グローバル・リーダーシップ・プログラム Global Leadership Program

ビジネスは悪か?

食の多様性とそれに関わる人をエンパワーする

私のグループはインドネシアのオーガニックの伝統的な食品の加工・販売するJAVARAという社会的企業をインタビューした。
そこで共同創設者プロット氏はJAVARAのビジネスを以上のように定義した。
利益が最優先ではないビジネスである。
JAVARAはそれによって「食の多様性とそれに関わる人を守る」というのを目標としている。
企業というよりNGOの定義や目標のようだ。
JAVARAはこの目標を掲げ、そしてビジネスを通して実行している。
そして、現在では50000以上の小さな農家と共に、600以上の商品を販売している。

このインタビューに参加する以前、私はソーシャルビジネスに興味をあまり持っていなかった。
それはビジネス全体に不信感があったからだ。
ビジネスは利益をなるべく増やすことが最優先の目的である。
ゆえになるべく安く仕入れ、なるべく多くの利益を出そうとしている。
その結果、弱者が搾取され、さらなる貧困が生み出され、また人々の欲望を無限に広げようとする。
トリクルダウンは起きず、富むものはより豊かに、貧しいものはより貧しくなっていき、格差が広がる。
ビジネスが貧困や環境破壊など社会に存在する問題を作り出しており、解決するというのは自己矛盾だ、と考えていた。
そして、ソーシャルビジネスも、ビジネスであるがゆえに、同様の問題を少なからず抱えていると思っていた。
もしかしたら問題を解決するための収入を増やす助けになるかもしれないが、それ以上の効果は期待できないと考えていた。

しかし、JAVARA関係者、特に上記のプロット氏と次に紹介するドゥイ氏、へのインタビューを通して、私のその意見はビジネスを悪意のある目で見過ぎていたと気付かされた。
JAVARAはで利益ではなく社会問題の解決を目標としていたがゆえに、オーガニックや利益配分などにかなり気がはらわれている。
また、収入増以上にプライドや自立を農家が持つというものを重視していた。

「オーガニックをもっと広めたい。
高く売れるだけでなく、オーガニックは体にも環境にもいいから」とドゥイさんというボゴール(ジャワ島南部)の山奥でオーガニックで様々な植物を育て、JAVARAへ卸している方は誇らしげにオーガニックについて語っていた。
ドゥイ氏へのインタビューを通して、JAVARAのビジネスは収入を増やすのはもちろん、オーガニック製法により環境と健康を守り、農家の人に自立と仕事に対するプライドをもたらしていることに気がついた。
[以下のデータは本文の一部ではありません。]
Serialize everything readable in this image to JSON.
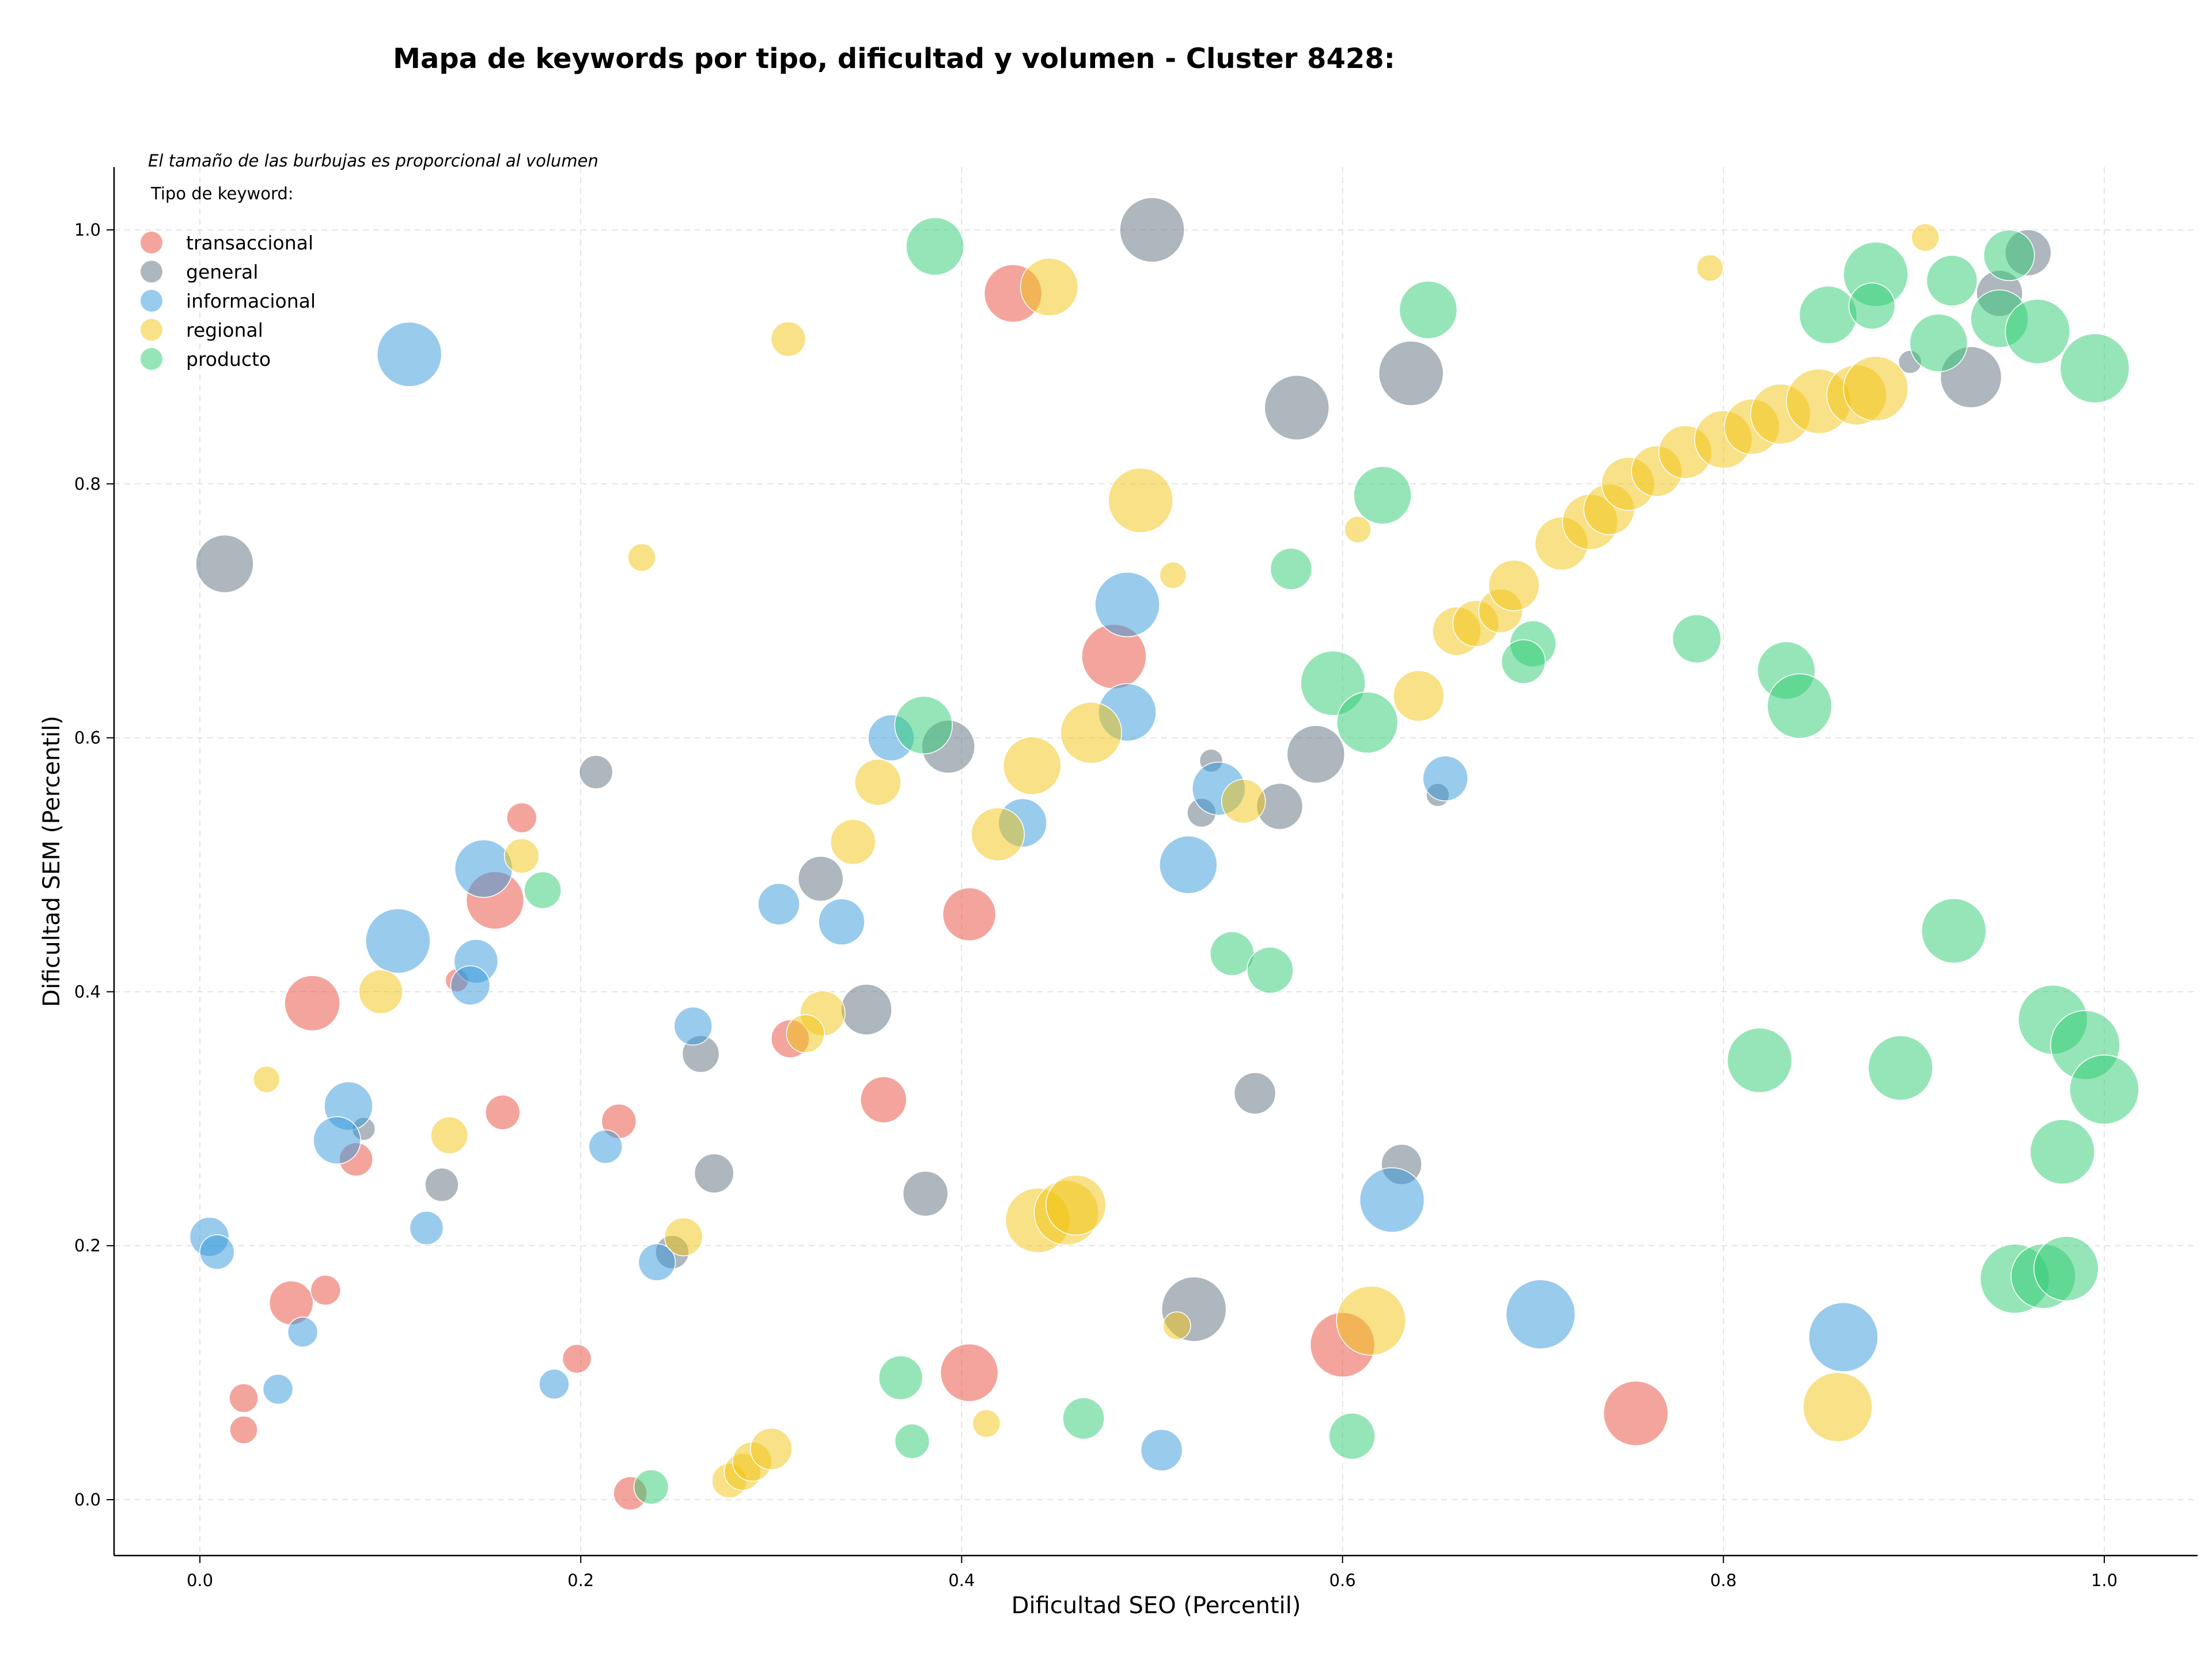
{
  "chart_data": {
    "type": "scatter",
    "title": "Mapa de keywords por tipo, dificultad y volumen - Cluster 8428:",
    "subtitle": "El tamaño de las burbujas es proporcional al volumen",
    "xlabel": "Dificultad SEO (Percentil)",
    "ylabel": "Dificultad SEM (Percentil)",
    "xlim": [
      -0.045,
      1.05
    ],
    "ylim": [
      -0.045,
      1.05
    ],
    "xticks": [
      "0.0",
      "0.2",
      "0.4",
      "0.6",
      "0.8",
      "1.0"
    ],
    "yticks": [
      "0.0",
      "0.2",
      "0.4",
      "0.6",
      "0.8",
      "1.0"
    ],
    "grid": true,
    "legend_title": "Tipo de keyword:",
    "legend_position": "top-left",
    "series": [
      {
        "name": "transaccional",
        "color": "#e74c3c",
        "points": [
          [
            0.427,
            0.95,
            50
          ],
          [
            0.155,
            0.472,
            50
          ],
          [
            0.059,
            0.391,
            48
          ],
          [
            0.169,
            0.537,
            26
          ],
          [
            0.48,
            0.664,
            56
          ],
          [
            0.404,
            0.461,
            46
          ],
          [
            0.31,
            0.363,
            33
          ],
          [
            0.359,
            0.315,
            40
          ],
          [
            0.159,
            0.305,
            30
          ],
          [
            0.22,
            0.298,
            30
          ],
          [
            0.082,
            0.268,
            29
          ],
          [
            0.135,
            0.409,
            20
          ],
          [
            0.048,
            0.155,
            38
          ],
          [
            0.066,
            0.165,
            26
          ],
          [
            0.023,
            0.08,
            25
          ],
          [
            0.023,
            0.055,
            24
          ],
          [
            0.198,
            0.111,
            25
          ],
          [
            0.226,
            0.005,
            29
          ],
          [
            0.404,
            0.1,
            50
          ],
          [
            0.6,
            0.122,
            56
          ],
          [
            0.754,
            0.068,
            56
          ]
        ]
      },
      {
        "name": "general",
        "color": "#5d6d7e",
        "points": [
          [
            0.5,
            1.0,
            56
          ],
          [
            0.013,
            0.737,
            50
          ],
          [
            0.576,
            0.86,
            56
          ],
          [
            0.636,
            0.887,
            56
          ],
          [
            0.208,
            0.573,
            29
          ],
          [
            0.393,
            0.593,
            46
          ],
          [
            0.326,
            0.489,
            39
          ],
          [
            0.35,
            0.386,
            44
          ],
          [
            0.263,
            0.351,
            32
          ],
          [
            0.27,
            0.257,
            34
          ],
          [
            0.381,
            0.241,
            39
          ],
          [
            0.127,
            0.248,
            29
          ],
          [
            0.086,
            0.292,
            20
          ],
          [
            0.248,
            0.195,
            29
          ],
          [
            0.586,
            0.587,
            50
          ],
          [
            0.531,
            0.582,
            20
          ],
          [
            0.567,
            0.546,
            40
          ],
          [
            0.526,
            0.541,
            25
          ],
          [
            0.65,
            0.555,
            20
          ],
          [
            0.631,
            0.264,
            35
          ],
          [
            0.554,
            0.32,
            36
          ],
          [
            0.522,
            0.15,
            56
          ],
          [
            0.93,
            0.884,
            53
          ],
          [
            0.96,
            0.982,
            40
          ],
          [
            0.898,
            0.896,
            20
          ],
          [
            0.945,
            0.95,
            40
          ]
        ]
      },
      {
        "name": "informacional",
        "color": "#3498db",
        "points": [
          [
            0.11,
            0.902,
            56
          ],
          [
            0.104,
            0.44,
            56
          ],
          [
            0.149,
            0.497,
            50
          ],
          [
            0.145,
            0.424,
            38
          ],
          [
            0.142,
            0.405,
            34
          ],
          [
            0.078,
            0.31,
            42
          ],
          [
            0.072,
            0.283,
            41
          ],
          [
            0.005,
            0.207,
            34
          ],
          [
            0.009,
            0.195,
            30
          ],
          [
            0.054,
            0.132,
            26
          ],
          [
            0.041,
            0.087,
            26
          ],
          [
            0.119,
            0.214,
            29
          ],
          [
            0.213,
            0.278,
            29
          ],
          [
            0.259,
            0.373,
            33
          ],
          [
            0.24,
            0.187,
            32
          ],
          [
            0.186,
            0.091,
            26
          ],
          [
            0.304,
            0.469,
            36
          ],
          [
            0.337,
            0.455,
            40
          ],
          [
            0.363,
            0.6,
            40
          ],
          [
            0.432,
            0.533,
            42
          ],
          [
            0.487,
            0.705,
            56
          ],
          [
            0.487,
            0.62,
            50
          ],
          [
            0.519,
            0.5,
            50
          ],
          [
            0.535,
            0.56,
            46
          ],
          [
            0.654,
            0.568,
            39
          ],
          [
            0.626,
            0.236,
            56
          ],
          [
            0.704,
            0.146,
            60
          ],
          [
            0.863,
            0.128,
            60
          ],
          [
            0.505,
            0.039,
            36
          ]
        ]
      },
      {
        "name": "regional",
        "color": "#f1c40f",
        "points": [
          [
            0.446,
            0.955,
            50
          ],
          [
            0.309,
            0.914,
            30
          ],
          [
            0.232,
            0.742,
            24
          ],
          [
            0.494,
            0.787,
            56
          ],
          [
            0.511,
            0.728,
            23
          ],
          [
            0.608,
            0.764,
            23
          ],
          [
            0.468,
            0.604,
            53
          ],
          [
            0.437,
            0.578,
            50
          ],
          [
            0.356,
            0.565,
            40
          ],
          [
            0.343,
            0.518,
            39
          ],
          [
            0.419,
            0.524,
            46
          ],
          [
            0.548,
            0.55,
            38
          ],
          [
            0.327,
            0.383,
            39
          ],
          [
            0.318,
            0.367,
            33
          ],
          [
            0.095,
            0.4,
            38
          ],
          [
            0.035,
            0.331,
            23
          ],
          [
            0.131,
            0.287,
            32
          ],
          [
            0.169,
            0.507,
            30
          ],
          [
            0.254,
            0.207,
            33
          ],
          [
            0.44,
            0.22,
            56
          ],
          [
            0.455,
            0.226,
            56
          ],
          [
            0.46,
            0.232,
            52
          ],
          [
            0.513,
            0.137,
            24
          ],
          [
            0.615,
            0.141,
            60
          ],
          [
            0.86,
            0.073,
            60
          ],
          [
            0.413,
            0.06,
            24
          ],
          [
            0.278,
            0.015,
            30
          ],
          [
            0.285,
            0.022,
            32
          ],
          [
            0.29,
            0.03,
            34
          ],
          [
            0.3,
            0.04,
            36
          ],
          [
            0.64,
            0.633,
            44
          ],
          [
            0.66,
            0.684,
            42
          ],
          [
            0.67,
            0.69,
            40
          ],
          [
            0.683,
            0.7,
            38
          ],
          [
            0.69,
            0.72,
            44
          ],
          [
            0.715,
            0.753,
            46
          ],
          [
            0.73,
            0.77,
            48
          ],
          [
            0.74,
            0.78,
            44
          ],
          [
            0.75,
            0.8,
            46
          ],
          [
            0.765,
            0.81,
            44
          ],
          [
            0.78,
            0.825,
            46
          ],
          [
            0.8,
            0.835,
            50
          ],
          [
            0.815,
            0.845,
            48
          ],
          [
            0.83,
            0.855,
            52
          ],
          [
            0.85,
            0.865,
            56
          ],
          [
            0.87,
            0.87,
            52
          ],
          [
            0.88,
            0.875,
            56
          ],
          [
            0.793,
            0.97,
            23
          ],
          [
            0.906,
            0.994,
            24
          ]
        ]
      },
      {
        "name": "producto",
        "color": "#2ecc71",
        "points": [
          [
            0.386,
            0.987,
            50
          ],
          [
            0.645,
            0.937,
            50
          ],
          [
            0.621,
            0.791,
            50
          ],
          [
            0.573,
            0.733,
            36
          ],
          [
            0.38,
            0.61,
            50
          ],
          [
            0.595,
            0.643,
            56
          ],
          [
            0.613,
            0.612,
            53
          ],
          [
            0.7,
            0.674,
            40
          ],
          [
            0.695,
            0.66,
            38
          ],
          [
            0.786,
            0.678,
            42
          ],
          [
            0.833,
            0.653,
            50
          ],
          [
            0.84,
            0.625,
            56
          ],
          [
            0.542,
            0.43,
            38
          ],
          [
            0.562,
            0.417,
            40
          ],
          [
            0.18,
            0.48,
            32
          ],
          [
            0.819,
            0.346,
            56
          ],
          [
            0.921,
            0.448,
            56
          ],
          [
            0.893,
            0.34,
            56
          ],
          [
            0.973,
            0.378,
            60
          ],
          [
            0.99,
            0.358,
            60
          ],
          [
            1.0,
            0.323,
            60
          ],
          [
            0.978,
            0.274,
            56
          ],
          [
            0.953,
            0.174,
            60
          ],
          [
            0.968,
            0.176,
            56
          ],
          [
            0.98,
            0.182,
            56
          ],
          [
            0.855,
            0.933,
            50
          ],
          [
            0.88,
            0.965,
            56
          ],
          [
            0.878,
            0.94,
            40
          ],
          [
            0.92,
            0.96,
            44
          ],
          [
            0.95,
            0.98,
            44
          ],
          [
            0.945,
            0.93,
            50
          ],
          [
            0.913,
            0.911,
            50
          ],
          [
            0.965,
            0.92,
            56
          ],
          [
            0.995,
            0.891,
            60
          ],
          [
            0.368,
            0.096,
            38
          ],
          [
            0.374,
            0.046,
            30
          ],
          [
            0.464,
            0.064,
            36
          ],
          [
            0.605,
            0.05,
            40
          ],
          [
            0.237,
            0.01,
            30
          ]
        ]
      }
    ]
  }
}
このインタビューを通して、ビジネスの利点欠点の両方について私は考え直した。
まず、もちろんビジネスには問題点があるが、それは工夫次第で解決できないことはないと考えるようになった。
また、ビジネスが社会問題を作り出していると言うようより、社会のあり方や人々の生活にも原因があり、ビジネスは一要因の一つである。
ゆえに社会問題はビジネスの本質ではなく、ビジネスから社会問題にアプローチすることは可能であると考えるようになった。
ビジネスの問題やそれが生み出す社会問題は、必ずしも抑えられないものではなく、ビジネスモデル次第である。
また、ソーシャルビジネスによって社会問題を解決しようとした場合、単に収入を増やすという点以上の効果を生み出せる。
食の多様性や仕事に対する自信という目に見えず、またお金で買う事の出来ないものまで生むことができると考えるようになった。

これらの経験を通して、ビジネスの社会の問題を解決をツールとして捉えられるようになった。
そして、ビジネスは悪というところで思考停止するのではなく、ビジネスのディメリットをどのように最小限に抑えるかという建設的な思考を出来るようになった。
私は、私は春からコンサルタントとして働き始めるが、そこでただスキルを身につけるだけではなく、様々な形のビジネスを学びたい。
将来それらの経験を社会問題を解決するために使いたいとこのプログラムを通して考えるようになった。